Uma nova perspectiva no pós-apocalipse

“Extermínio: O Templo dos Ossos” chega aos cinemas sob a direção de Nia DaCosta, trazendo uma continuação que busca fôlego novo para uma franquia de sucesso composta por três filmes anteriores. A trama se distancia da ameaça biológica para explorar um horror mais íntimo: a perda da humanidade naqueles que sobreviveram. O longa foca na jornada do Dr. Ian Kelson (Ralph Fineas), um cientista dedicado a encontrar um antídoto para o vírus que devastou a população mundial.

Protagonistas e a dualidade humana

Então, o elenco entrega performances que sustentam o peso dramático da obra. Ralph Fineas interpreta o Dr. Kelson com um equilíbrio entre o rigor científico e o humor, servindo como a bússola moral deste mundo caótico. Ao seu lado, Chi Lewis-Parry entrega uma atuação marcante como Sansão, um infectado que funciona como cobaia de Ian. Porém, surpreendentemente, ele começa a redescobrir traços de sua própria humanidade em meio ao instinto feroz.

Ao mesmo tempo, acompanhamos a luta pela sobrevivência de Spike (Alfie Willians) e Jimmy Ink (Erin Kellyman). Spike é introduzido como um jovem capturado por um culto de fanáticos religiosos, liderado pelo sádico e perturbador Jimmy Crystal (Jack O’Connell). A afinidade que nasce entre Spike e Jimmy Ink — uma integrante do grupo que ainda guarda resquícios de compaixão — humaniza a subtrama focada no fanatismo e na psicopatia.

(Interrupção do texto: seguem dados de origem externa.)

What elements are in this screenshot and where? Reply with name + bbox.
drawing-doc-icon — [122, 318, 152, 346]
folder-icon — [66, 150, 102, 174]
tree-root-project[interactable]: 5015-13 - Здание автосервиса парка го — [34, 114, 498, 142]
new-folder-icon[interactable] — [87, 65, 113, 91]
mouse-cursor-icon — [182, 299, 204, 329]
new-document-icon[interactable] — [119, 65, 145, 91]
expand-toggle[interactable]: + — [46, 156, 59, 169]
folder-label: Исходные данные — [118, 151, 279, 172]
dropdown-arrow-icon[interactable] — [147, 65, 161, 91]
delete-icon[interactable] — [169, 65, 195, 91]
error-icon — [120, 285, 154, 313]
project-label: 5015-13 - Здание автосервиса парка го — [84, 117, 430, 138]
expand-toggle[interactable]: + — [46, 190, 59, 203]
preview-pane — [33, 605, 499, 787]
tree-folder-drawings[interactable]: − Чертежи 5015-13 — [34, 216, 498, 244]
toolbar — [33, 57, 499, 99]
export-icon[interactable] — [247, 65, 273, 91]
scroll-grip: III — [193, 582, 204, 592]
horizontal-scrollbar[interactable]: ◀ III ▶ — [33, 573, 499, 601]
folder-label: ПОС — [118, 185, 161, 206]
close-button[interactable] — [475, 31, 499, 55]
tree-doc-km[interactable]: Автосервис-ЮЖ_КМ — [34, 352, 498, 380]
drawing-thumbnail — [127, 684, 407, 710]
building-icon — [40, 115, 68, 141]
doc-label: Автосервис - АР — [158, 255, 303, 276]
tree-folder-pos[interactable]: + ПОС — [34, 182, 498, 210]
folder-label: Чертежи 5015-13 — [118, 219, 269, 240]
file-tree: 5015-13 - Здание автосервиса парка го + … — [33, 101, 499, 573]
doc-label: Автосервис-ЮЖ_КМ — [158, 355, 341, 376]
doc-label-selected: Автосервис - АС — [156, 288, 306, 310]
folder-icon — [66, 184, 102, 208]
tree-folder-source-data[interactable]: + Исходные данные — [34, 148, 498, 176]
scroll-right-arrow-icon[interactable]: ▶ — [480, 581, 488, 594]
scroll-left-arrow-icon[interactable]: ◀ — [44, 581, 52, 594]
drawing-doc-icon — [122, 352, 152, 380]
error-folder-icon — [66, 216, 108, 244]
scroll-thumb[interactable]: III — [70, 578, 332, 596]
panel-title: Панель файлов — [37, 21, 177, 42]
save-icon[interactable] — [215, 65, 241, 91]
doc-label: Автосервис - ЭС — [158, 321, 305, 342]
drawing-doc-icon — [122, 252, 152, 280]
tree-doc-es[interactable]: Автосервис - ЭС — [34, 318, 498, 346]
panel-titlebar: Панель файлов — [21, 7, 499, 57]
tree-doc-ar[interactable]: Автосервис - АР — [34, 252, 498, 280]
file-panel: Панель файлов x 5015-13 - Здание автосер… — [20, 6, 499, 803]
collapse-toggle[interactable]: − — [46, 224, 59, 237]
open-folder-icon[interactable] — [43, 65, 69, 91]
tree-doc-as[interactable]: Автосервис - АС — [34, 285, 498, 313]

Direção e qualidade de produção

A direção de Nia DaCosta aliada à fotografia de Sean Bobbitt, confere uma identidade visual renovada e perturbadora à série. A trilha sonora, composta por Hildur Guðnadóttir, intensifica o clima de terror psicológico e suspense. Dessa forma, temos uma atmosfera imersiva que prende o espectador do início ao fim. A produção opta por uma narrativa dinâmica e concisa, garantindo que o ritmo da história não se perca mesmo diante de dilemas complexos.

Pontos altos e baixos

Certamente, um dos maiores trunfos do filme está em suas cenas de ação e no carisma do elenco, que conseguem sustentar eventuais pontos em aberto no roteiro. O destaque vai para a atuação visceral de Jack O’Connell como vilão. Além disso, temos uma surpreendente aparição de um personagem icônico do universo ao final da trama, o que deve entusiasmar os fãs de longa data.

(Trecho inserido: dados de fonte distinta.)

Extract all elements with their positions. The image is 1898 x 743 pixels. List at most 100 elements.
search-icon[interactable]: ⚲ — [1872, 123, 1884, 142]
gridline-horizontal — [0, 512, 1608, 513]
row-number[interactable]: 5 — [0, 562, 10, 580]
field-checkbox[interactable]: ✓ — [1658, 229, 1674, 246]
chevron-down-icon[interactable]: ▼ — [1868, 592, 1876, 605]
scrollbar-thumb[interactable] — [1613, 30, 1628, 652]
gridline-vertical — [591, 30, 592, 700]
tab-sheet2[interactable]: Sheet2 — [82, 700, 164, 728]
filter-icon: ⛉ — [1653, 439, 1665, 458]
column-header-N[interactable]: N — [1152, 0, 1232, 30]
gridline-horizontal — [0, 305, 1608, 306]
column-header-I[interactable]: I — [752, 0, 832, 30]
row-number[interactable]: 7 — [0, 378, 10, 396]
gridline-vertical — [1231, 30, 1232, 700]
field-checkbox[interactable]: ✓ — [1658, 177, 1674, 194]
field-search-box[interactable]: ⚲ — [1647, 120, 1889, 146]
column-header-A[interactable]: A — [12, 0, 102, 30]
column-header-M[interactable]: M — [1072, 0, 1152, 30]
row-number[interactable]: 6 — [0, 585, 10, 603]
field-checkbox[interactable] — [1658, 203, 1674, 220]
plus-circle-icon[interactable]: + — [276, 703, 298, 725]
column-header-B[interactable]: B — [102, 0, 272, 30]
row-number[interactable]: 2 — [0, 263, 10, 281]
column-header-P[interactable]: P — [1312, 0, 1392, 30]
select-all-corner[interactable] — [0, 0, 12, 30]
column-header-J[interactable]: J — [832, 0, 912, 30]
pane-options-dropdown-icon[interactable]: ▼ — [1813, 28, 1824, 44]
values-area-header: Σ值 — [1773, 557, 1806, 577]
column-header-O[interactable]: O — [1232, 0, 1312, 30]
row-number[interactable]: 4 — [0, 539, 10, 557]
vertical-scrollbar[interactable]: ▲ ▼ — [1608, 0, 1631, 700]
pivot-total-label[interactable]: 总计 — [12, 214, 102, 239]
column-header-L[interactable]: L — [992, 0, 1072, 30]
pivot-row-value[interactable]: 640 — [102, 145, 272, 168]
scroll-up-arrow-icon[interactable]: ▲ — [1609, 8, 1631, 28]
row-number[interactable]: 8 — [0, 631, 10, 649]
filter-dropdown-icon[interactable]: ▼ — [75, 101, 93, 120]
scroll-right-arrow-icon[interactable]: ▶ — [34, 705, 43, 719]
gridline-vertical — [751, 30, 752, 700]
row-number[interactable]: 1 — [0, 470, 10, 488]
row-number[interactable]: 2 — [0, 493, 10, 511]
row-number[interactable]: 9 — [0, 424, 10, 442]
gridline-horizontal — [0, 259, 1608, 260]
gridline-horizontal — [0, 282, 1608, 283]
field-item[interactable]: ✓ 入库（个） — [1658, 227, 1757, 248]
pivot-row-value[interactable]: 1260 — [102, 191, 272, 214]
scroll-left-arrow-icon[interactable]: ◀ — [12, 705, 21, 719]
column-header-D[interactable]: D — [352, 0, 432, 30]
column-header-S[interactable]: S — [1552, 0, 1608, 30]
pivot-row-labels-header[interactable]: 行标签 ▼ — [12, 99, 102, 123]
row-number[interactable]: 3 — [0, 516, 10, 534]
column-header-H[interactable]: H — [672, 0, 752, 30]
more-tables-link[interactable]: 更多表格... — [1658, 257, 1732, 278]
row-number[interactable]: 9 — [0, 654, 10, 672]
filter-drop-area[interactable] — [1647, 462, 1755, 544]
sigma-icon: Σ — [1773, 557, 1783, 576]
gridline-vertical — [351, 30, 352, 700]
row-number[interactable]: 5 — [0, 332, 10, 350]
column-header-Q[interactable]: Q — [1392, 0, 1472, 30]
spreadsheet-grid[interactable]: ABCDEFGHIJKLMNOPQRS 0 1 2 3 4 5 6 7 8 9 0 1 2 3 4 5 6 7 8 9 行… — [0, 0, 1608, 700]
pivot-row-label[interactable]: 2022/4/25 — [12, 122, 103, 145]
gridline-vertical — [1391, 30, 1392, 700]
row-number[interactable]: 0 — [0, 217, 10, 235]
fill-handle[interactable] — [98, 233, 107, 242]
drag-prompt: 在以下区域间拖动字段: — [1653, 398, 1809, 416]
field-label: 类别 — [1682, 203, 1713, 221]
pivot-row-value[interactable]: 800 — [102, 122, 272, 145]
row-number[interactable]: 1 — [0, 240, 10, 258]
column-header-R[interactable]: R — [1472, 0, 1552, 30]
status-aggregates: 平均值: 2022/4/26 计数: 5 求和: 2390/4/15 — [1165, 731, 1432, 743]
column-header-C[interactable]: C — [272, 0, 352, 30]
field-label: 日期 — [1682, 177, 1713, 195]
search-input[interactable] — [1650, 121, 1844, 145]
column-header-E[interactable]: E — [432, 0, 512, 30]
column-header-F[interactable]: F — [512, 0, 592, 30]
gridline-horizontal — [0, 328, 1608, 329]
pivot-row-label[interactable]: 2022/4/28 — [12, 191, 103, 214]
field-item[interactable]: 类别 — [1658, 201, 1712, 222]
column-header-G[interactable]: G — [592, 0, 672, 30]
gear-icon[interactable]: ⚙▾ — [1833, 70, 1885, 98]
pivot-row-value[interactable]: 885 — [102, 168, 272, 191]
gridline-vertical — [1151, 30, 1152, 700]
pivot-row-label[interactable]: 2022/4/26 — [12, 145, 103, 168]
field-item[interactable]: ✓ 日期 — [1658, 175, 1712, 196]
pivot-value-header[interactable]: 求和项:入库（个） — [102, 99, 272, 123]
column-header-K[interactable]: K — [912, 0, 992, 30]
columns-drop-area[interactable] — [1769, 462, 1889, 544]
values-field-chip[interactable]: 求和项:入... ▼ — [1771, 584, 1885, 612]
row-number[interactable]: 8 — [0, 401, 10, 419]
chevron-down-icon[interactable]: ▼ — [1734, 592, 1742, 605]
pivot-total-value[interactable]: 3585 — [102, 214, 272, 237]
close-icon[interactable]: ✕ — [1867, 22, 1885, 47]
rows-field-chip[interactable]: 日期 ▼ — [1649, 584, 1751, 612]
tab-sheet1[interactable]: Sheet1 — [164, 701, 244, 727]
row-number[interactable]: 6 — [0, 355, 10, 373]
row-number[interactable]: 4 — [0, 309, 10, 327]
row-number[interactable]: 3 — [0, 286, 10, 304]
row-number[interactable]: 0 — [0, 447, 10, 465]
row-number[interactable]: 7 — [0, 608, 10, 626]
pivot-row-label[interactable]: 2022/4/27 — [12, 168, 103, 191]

Por outro lado, quando comparado aos capítulos anteriores da saga, este filme pode ser considerado por alguns como o menos impactante em termos de originalidade estrutural. Contudo, ele cumpre com excelência o papel de expandir o universo de “Extermínio” e deixa ganchos narrativos instigantes para futuras sequências, provando que ainda há muitas histórias para contar neste cenário desolador.

Para entender a essência deste filme, imagine uma flor tentando brotar em um solo contaminado. O foco da obra não está apenas no veneno que destrói o mundo, mas no esforço desesperado da vida e da ética para encontrar um caminho de volta à superfície. Não perca a oportunidade e assista a nova obra da franquia!